The bleeding woman in Mark chapter 5, Jesus is about to go and heal the very, very sick daughter of the leader of the synagogue, and instead He spends time with a woman who has been bleeding, and again bleeding was a sign of being unclean, she was ostracised from society, and he healed her, not just from her sickness but from being ostracised, from being oppressed.
The Gerasene Demoniac you know this man who's living like an animal among the tombstones, who's full of demons, again Mark chapter 5, this man was in isolation and Jesus when and cast the demons out, and the man said:
'Jesus I'm so wrapped I want to come with you in the boat' and Jesus said, 'No go back to your family, go back to your society, stop being oppressed you're now free' (Mark 5: 18-19)

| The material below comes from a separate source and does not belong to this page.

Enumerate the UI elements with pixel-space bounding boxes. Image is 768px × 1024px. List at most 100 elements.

Jesus did what He said He was going to do.
Now Israel had what we call messianic expectations, Israel were expecting the Messiah because all through the Old Testament the prophets were all saying, "one day the new Messiah will come." But here they were in the middle of a Roman occupation of the promised land, they were an occupied territory, they were expecting a King, a Messiah like David, a warrior King, someone who would fight the Romans and get them their freedom. And yet Jesus said 'no, no that's not what I was talking about, I didn't come here to deal with geo-political issues.

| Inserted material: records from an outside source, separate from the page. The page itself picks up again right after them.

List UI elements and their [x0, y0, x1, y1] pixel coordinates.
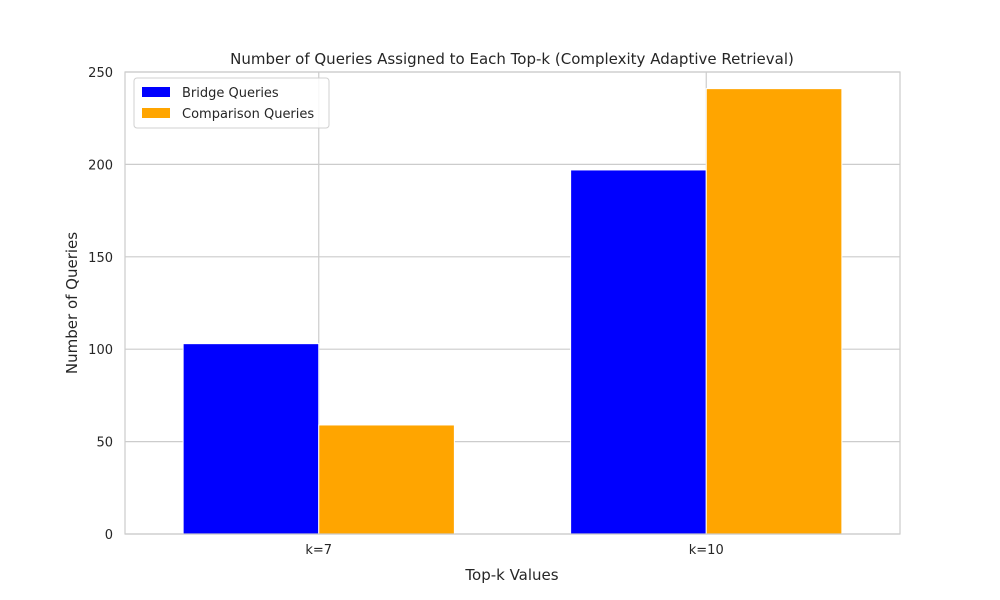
chart-title: Number of Queries Assigned to Each Top-k…: [230, 50, 794, 68]
bar-comparison-queries-k-7: [318, 424, 455, 535]
bar-comparison-queries-k-10: [705, 88, 843, 535]
y-tick-label: 150: [88, 251, 113, 266]
x-tick-label-k-10: k=10: [689, 543, 724, 558]
legend-swatch-comparison: [142, 108, 170, 118]
bar-bridge-queries-k-10: [570, 169, 707, 535]
y-tick-label: 200: [88, 158, 113, 173]
y-axis-label: Number of Queries: [63, 232, 81, 374]
bars: [182, 88, 843, 535]
legend-label-bridge: Bridge Queries: [182, 86, 279, 101]
x-tick-label-k-7: k=7: [305, 543, 332, 558]
x-axis-label: Top-k Values: [464, 566, 558, 584]
y-tick-label: 50: [96, 436, 113, 451]
legend: Bridge Queries Comparison Queries: [133, 77, 330, 129]
legend-box: [133, 77, 330, 129]
legend-label-comparison: Comparison Queries: [182, 107, 314, 122]
y-tick-label: 250: [88, 66, 113, 81]
bar-bridge-queries-k-7: [182, 343, 320, 535]
legend-swatch-bridge: [142, 87, 170, 97]
plot-frame: [124, 71, 901, 535]
y-tick-label: 0: [105, 528, 113, 543]
y-tick-label: 100: [88, 343, 113, 358]
tick-labels: 0 50 100 150 200 250 k=7 k=10: [88, 66, 724, 558]
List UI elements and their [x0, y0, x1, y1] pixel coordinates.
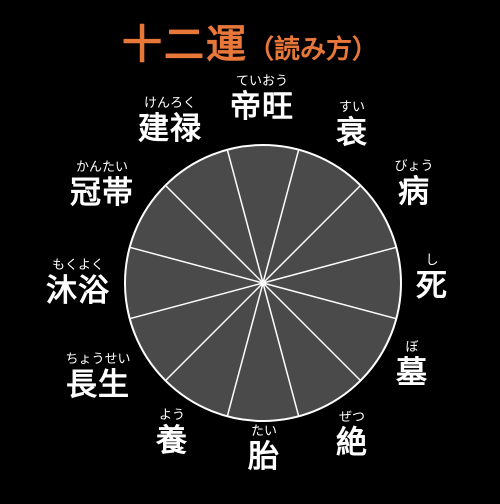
stage-label: すい 衰: [336, 100, 368, 150]
stage-name: 病: [397, 174, 430, 210]
stage-label: ぼ 墓: [396, 340, 428, 390]
stage-label: かんたい 冠帯: [70, 160, 134, 210]
stage-name: 沐浴: [46, 273, 110, 309]
stage-name: 帝旺: [230, 89, 294, 125]
wheel-spoke: [262, 149, 300, 284]
stage-name: 墓: [396, 355, 428, 391]
wheel-spoke: [164, 184, 264, 284]
stage-reading: びょう: [394, 159, 434, 174]
wheel-spoke: [226, 149, 264, 284]
diagram-title: 十二運（読み方）: [0, 12, 500, 70]
stage-reading: かんたい: [75, 160, 128, 175]
stage-label: ちょうせい 長生: [65, 352, 130, 402]
stage-reading: もくよく: [51, 258, 104, 273]
wheel-spoke: [262, 246, 397, 284]
wheel-spoke: [129, 246, 264, 284]
stage-label: よう 養: [156, 408, 188, 458]
stage-label: もくよく 沐浴: [46, 258, 110, 308]
stage-name: 絶: [336, 425, 368, 461]
stage-label: びょう 病: [394, 159, 433, 209]
stage-label: ていおう 帝旺: [230, 74, 294, 124]
stage-reading: けんろく: [143, 96, 196, 111]
wheel-spoke: [262, 282, 300, 417]
stage-name: 養: [156, 423, 188, 459]
wheel-spoke: [164, 282, 264, 382]
stage-label: し 死: [416, 253, 448, 303]
stage-name: 建禄: [138, 111, 202, 147]
wheel-spoke: [129, 282, 264, 320]
wheel-spokes: [129, 149, 397, 417]
stage-reading: ていおう: [235, 74, 288, 89]
stage-name: 長生: [65, 367, 130, 403]
title-sub: （読み方）: [247, 35, 378, 65]
stage-reading: すい: [338, 100, 365, 115]
stage-name: 冠帯: [70, 175, 134, 211]
wheel-spoke: [226, 282, 264, 417]
stage-label: ぜつ 絶: [336, 410, 368, 460]
stage-reading: たい: [250, 424, 277, 439]
stage-name: 衰: [336, 115, 368, 151]
wheel-spoke: [262, 184, 362, 284]
stage-reading: ぜつ: [338, 410, 365, 425]
stage-name: 胎: [248, 439, 280, 475]
wheel-spoke: [262, 282, 397, 320]
stage-reading: ちょうせい: [65, 352, 131, 367]
stage-label: けんろく 建禄: [138, 96, 202, 146]
wheel-spoke: [262, 282, 362, 382]
stage-reading: ぼ: [405, 340, 419, 355]
stage-reading: よう: [158, 408, 185, 423]
stage-label: たい 胎: [248, 424, 280, 474]
stage-reading: し: [425, 253, 439, 268]
stage-name: 死: [416, 268, 448, 304]
title-main: 十二運: [121, 22, 248, 68]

He said, "the Spirit of the Lord is on me because he has anointed me to preach the good news to the poor, he sent me to proclaim freedom for the prisoners, and recovery of sight for the blind, and to release the oppressed".
He said, "I've come for the nobody's" I mean in those three stories; the leper, the bleeding woman, the demoniac, none of their names are recorded, they're such little people that they don't even get names, they don't get billing in the New Testament, you know.
And the affliction wasn't their fault and they experienced the healing touch of Jesus the Christ but at the same time (I love this), at the same time He raged against the religious leaders who oppressed people with their religious rules and hypocrisy. This Jesus didn't come to lay rules on us, this Jesus came to set us free, and we go through times in our lives where we're oppressed, and we're broken hearted, and when that happens we feel so lonely, and so isolated, and we feel like no one cares, we feel like that leper, or that woman, or that demoniac.
And by and large people don't care, they walk past us day and night, and day and night, and no one does anything, and no one can do anything, and Jesus is precisely the person we would expect not to do anything because He's God, 'God hasn't got time for me, God's too busy, I'm too little' look at who he came for!
The four groups of people in that very first sermon that He talks about that he came for, the reason He came were the poor, the prisoners, the blind and the oppressed.
That is awesome! He came for you and me. He came precisely because when we are experiencing oppression, when we're so stretched, when we're broken hearted, when we're shattered, when our lives are falling apart, he came precisely for you and me. Even though it's dark there, even though we wouldn't expect that, Jesus came for the poor, the prisoners, the blind and the oppressed
And we've got a choice, we can accept him, or we can reject him – it's our choice.